Merita una breve nota anche il settore delle grandi imprese digitali, che presenta di recente grandi complessità. Segnaliamo qui che la Apple ha registrato nel 2022 utili netti per 99,8 miliardi di dollari, risultato non molto distante dalla saudita Aramco; mentre la Microsoft, dal canto suo, annuncia per lo stesso anno una cifra di 72,7 miliardi, che è comunque il doppio della Chevron.  

Alcuni “inconvenienti”

I grandi profitti annunciati da molti grandi gruppi nel 2022 non sono stati ottenuti senza alcuni “inconvenienti” rilevabili su diversi fronti. 

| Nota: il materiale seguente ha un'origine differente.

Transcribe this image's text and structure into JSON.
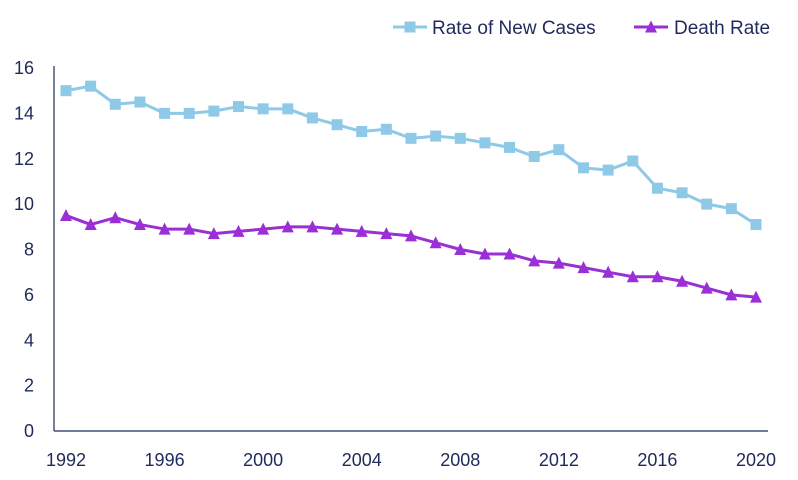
{
  "chart_data": {
    "type": "line",
    "title": "",
    "xlabel": "",
    "ylabel": "",
    "x": [
      1992,
      1993,
      1994,
      1995,
      1996,
      1997,
      1998,
      1999,
      2000,
      2001,
      2002,
      2003,
      2004,
      2005,
      2006,
      2007,
      2008,
      2009,
      2010,
      2011,
      2012,
      2013,
      2014,
      2015,
      2016,
      2017,
      2018,
      2019,
      2020
    ],
    "x_ticks": [
      "1992",
      "1996",
      "2000",
      "2004",
      "2008",
      "2012",
      "2016",
      "2020"
    ],
    "y_ticks": [
      "0",
      "2",
      "4",
      "6",
      "8",
      "10",
      "12",
      "14",
      "16"
    ],
    "xlim": [
      1992,
      2020
    ],
    "ylim": [
      0,
      16
    ],
    "grid": false,
    "legend_position": "top-right",
    "series": [
      {
        "name": "Rate of New Cases",
        "color": "#8ec9e8",
        "marker": "square",
        "values": [
          15.0,
          15.2,
          14.4,
          14.5,
          14.0,
          14.0,
          14.1,
          14.3,
          14.2,
          14.2,
          13.8,
          13.5,
          13.2,
          13.3,
          12.9,
          13.0,
          12.9,
          12.7,
          12.5,
          12.1,
          12.4,
          11.6,
          11.5,
          11.9,
          10.7,
          10.5,
          10.0,
          9.8,
          9.1
        ]
      },
      {
        "name": "Death Rate",
        "color": "#9b2fd6",
        "marker": "triangle",
        "values": [
          9.5,
          9.1,
          9.4,
          9.1,
          8.9,
          8.9,
          8.7,
          8.8,
          8.9,
          9.0,
          9.0,
          8.9,
          8.8,
          8.7,
          8.6,
          8.3,
          8.0,
          7.8,
          7.8,
          7.5,
          7.4,
          7.2,
          7.0,
          6.8,
          6.8,
          6.6,
          6.3,
          6.0,
          5.9
        ]
      }
    ]
  }
}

Le imprese operanti nel settore delle energie fossili hanno continuato a produrre guasti enormi all’ambiente; solo lo stop rapido all’estrazione di gas e petrolio dal sottosuolo potrebbero contribuire in maniera decisiva a salvare il pianeta, ma i grandi gruppi non sembrano avere alcuna intenzione di andare per tale strada: continuano a ritmo sostenuto gli investimenti nelle risorse fossili e languono invece, nonostante tutti i proclami contrari, quelli nelle energie rinnovabili e nel risparmio energetico. Intanto negli Stati Uniti Joe Biden, che si vorrebbe il campione dell’ecologia, ha appena autorizzato l’avvio di un grande investimento, per 8 miliardi di dollari, nel settore petrolifero in Alaska da parte della ConocoPhillips, nonostante i gravi problemi che apporterà in campo ambientale e climatico (Friedman, 2023).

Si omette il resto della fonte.